- Não me lembro por que, na crônica anterior, parei as lembranças onde parei, mas suponho que ia longa a lista e antevi o risco de não conseguir conter novas rememorações. Carlos Leão, arquiteto, escritor e gaiato, ao ler o texto, disse que lembrar era perigoso, que preferia esquecer, o que me fez considerar a existência de uma curiosa zona em que lembramos e esquecemos ao mesmo tempo — por vontade ou não —, uma zona de incompletude, alimentada por eventos fantasmagóricos, por situações cujos começos se borraram, por impressões e sentimentos que permanecem conosco mesmo quando seus referentes materiais já deixaram de existir.
- Não me lembro de sofrer queimaduras com suco de limão na praia, apesar das terríveis manchas vaticinadas pela sabedoria popular.
- Não me lembro de como já fui capaz de guardar os números de todas as pessoas para quem eu precisava ligar, os seis dígitos que tinham de ser discados. Os nossos eram 497564.
- Não me lembro das razões para preferir o Torak ao Falcon. Suponho que, apesar de não ter barba, nem cicatriz, nem olhos de águia, o Torak tinha uma lampadinha cintilante no peito, o que, pensando bem, é um adereço até poético para um vilão. É o que passa, creio, quando alguém é mais sensível ao estético do que ao moral.
- Não me lembro de um show do MPB4 no Gigantinho, mas lembro que meu irmão se perdeu na saída. Houve uma época em que ele praticava bastante o hábito de se perder.
- Não me lembro dos meus primeiros cadernos do colégio, senão da sensação de suas espirais em minha mão esquerda, em meu braço fofo de criança, ao longo das tardes infinitas.

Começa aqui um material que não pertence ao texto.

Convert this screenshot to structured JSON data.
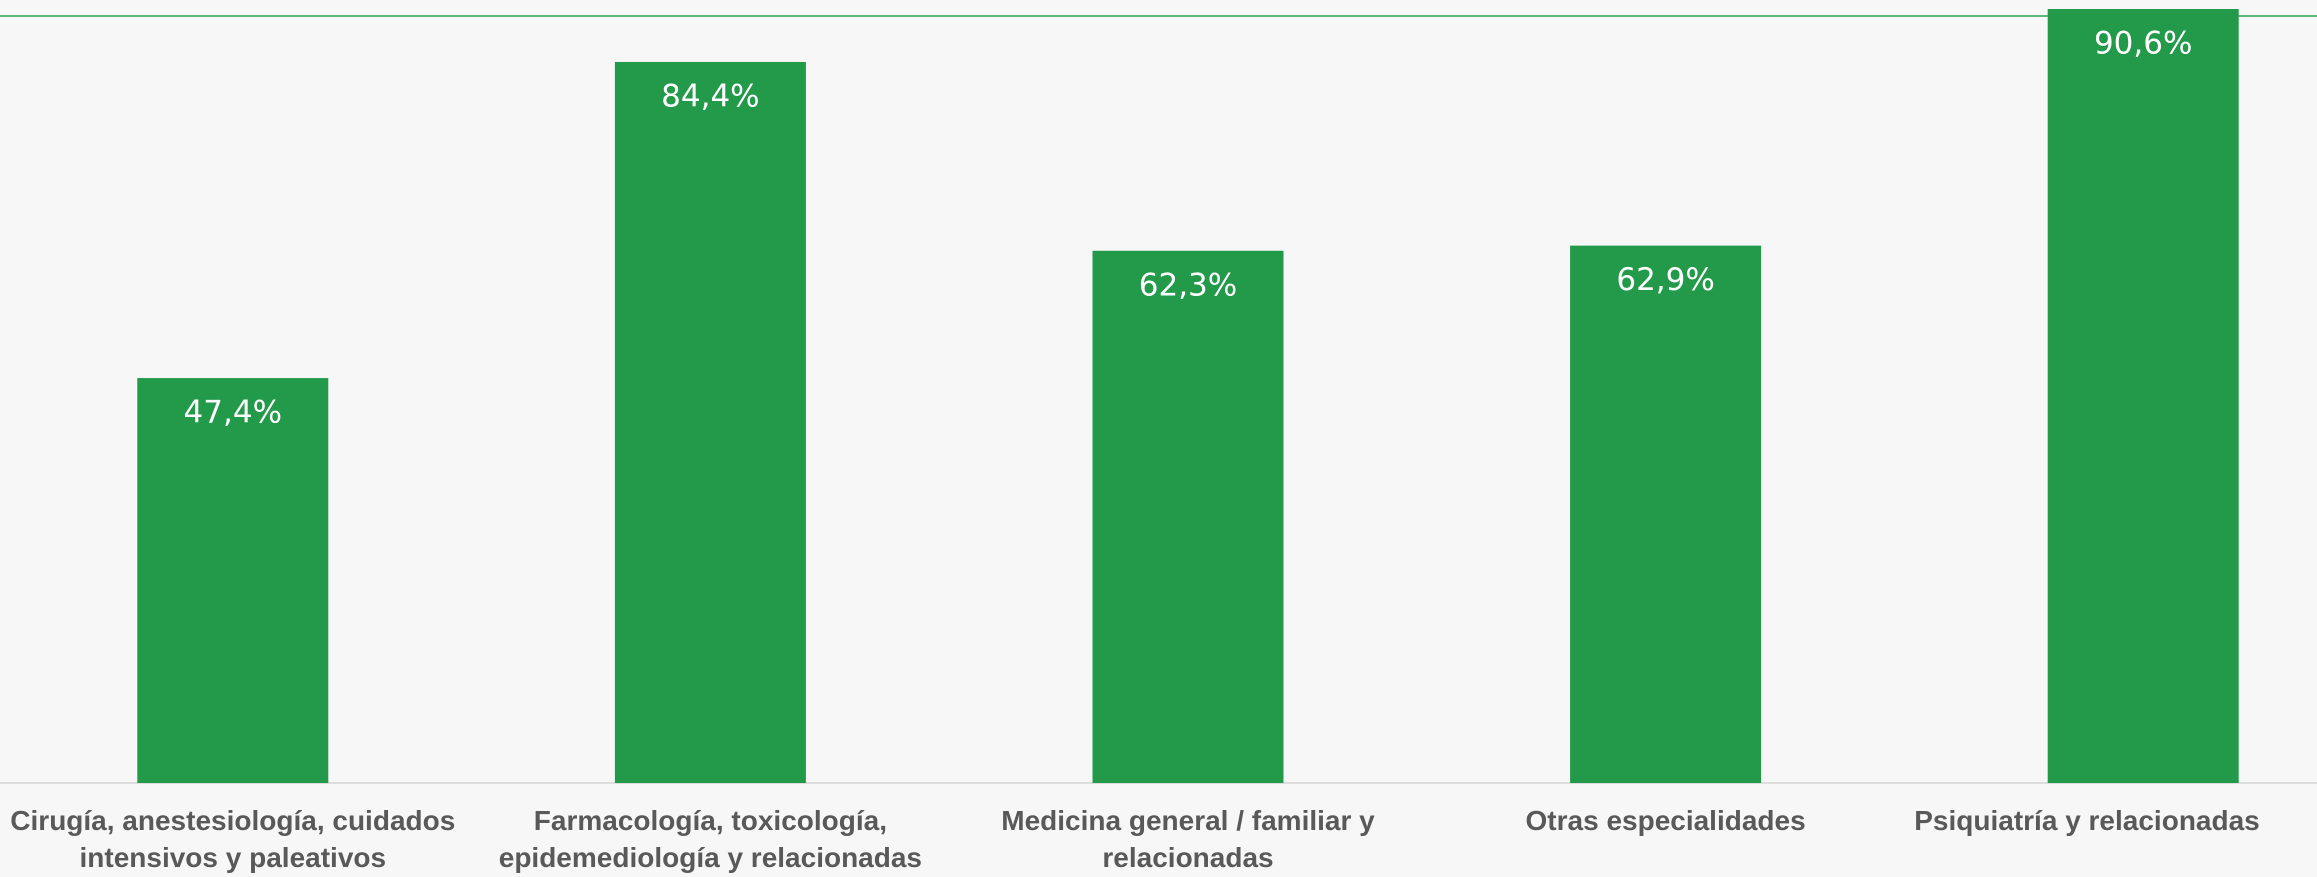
{
  "chart_data": {
    "type": "bar",
    "categories": [
      "Cirugía, anestesiología, cuidados intensivos y paleativos",
      "Farmacología, toxicología, epidemediología y relacionadas",
      "Medicina general / familiar y relacionadas",
      "Otras especialidades",
      "Psiquiatría y relacionadas"
    ],
    "values": [
      47.4,
      84.4,
      62.3,
      62.9,
      90.6
    ],
    "value_labels": [
      "47,4%",
      "84,4%",
      "62,3%",
      "62,9%",
      "90,6%"
    ],
    "color": "#23994a"
  }
}
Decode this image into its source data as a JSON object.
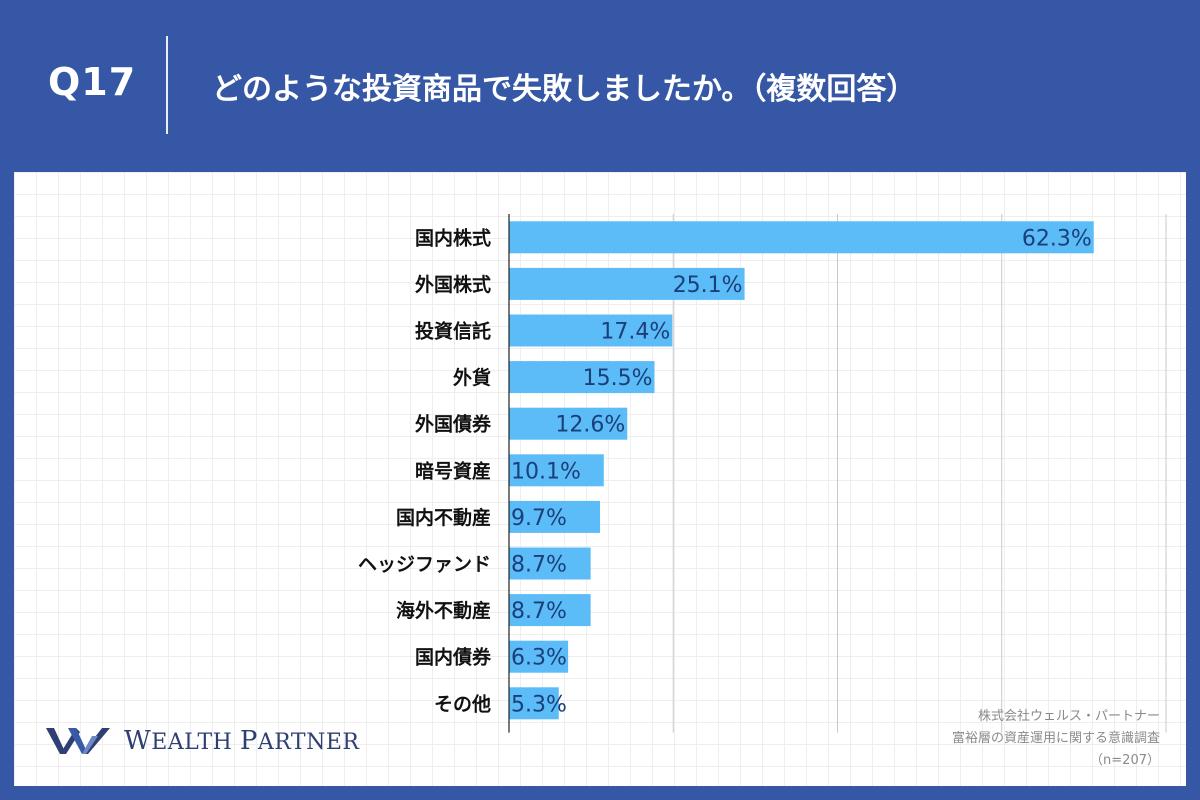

- Não me lembro se tinha treze ou catorze anos quando descobri o sax de Paul Desmond na gravação de Take five. É certo que depois disso a sofisticação passou a ter um som reconhecível.
- Não me lembro de que fim levou a gloriosa placa de fax/modem 14400 comprada a custo na boa e velha Ciudad del Leste. Aquelas madrugadas nos chats do Terra, disso não esqueço.
- Não me lembro mais da mão de certas ruas de Porto Alegre.
- 10. Não me lembro mais do que pedi para o meu pai vender — eu não tinha quase nada — para ficar mais tempo em Buenos Aires, depois das férias de julho de 2006. Sei que voltei na data programada, sem qualquer prorrogação. Mas jurei voltar um dia para morar aqui. Foram preciso apenas dezesseis anos.
- Não me lembro de quando comecei a girar mais e mais vezes o moedor de pimenta sobre a comida.
- 12. Não me lembro do último filme que assisti no Baltimore antes do fim de suas atividades. O fato de haverem erguido um prédio genérico em seu lugar em nada me ajuda.
- Não me lembro de por que deixei de ver tantas pessoas, ou porque elas deixaram de me ver antes disso. Ao pensar no tema, contudo, percebo a utilidade de conceitos pré-fabricados como tempo, distância, mudança de interesses etc.
- Não me lembro de boa parte dos enredos dos livros que amo.
- Não me lembro de ter tido nenhum animal de estimação antes da Joni, ainda que ela não seja a primeira.
- Não me lembro das escalações das equipes campeãs dos mundiais, o que em geral dificulta a conversa com os velhos motoristas de táxi na Argentina.
- Não me lembro da última vez que preenchi um cheque. Culpo tal modificação no sistema financeiro pelo declínio visível na qualidade da minha assinatura.
- Não me lembro de quem matou Odete Roitman (preciso consultar no google para ver como se escreve o sobrenome), mas poucas vezes alguém soube morrer de maneira tão chique quanto Beatriz Segall.
- Não me lembro de muitos anos, de muitos meses, de muitos dias, o que dizer das horas e dos minutos. Queria recuperar o que perdi, mas, se considerarmos com afeto o que resta, há qualquer coisa de gloriosa nas ruínas que nos compõem.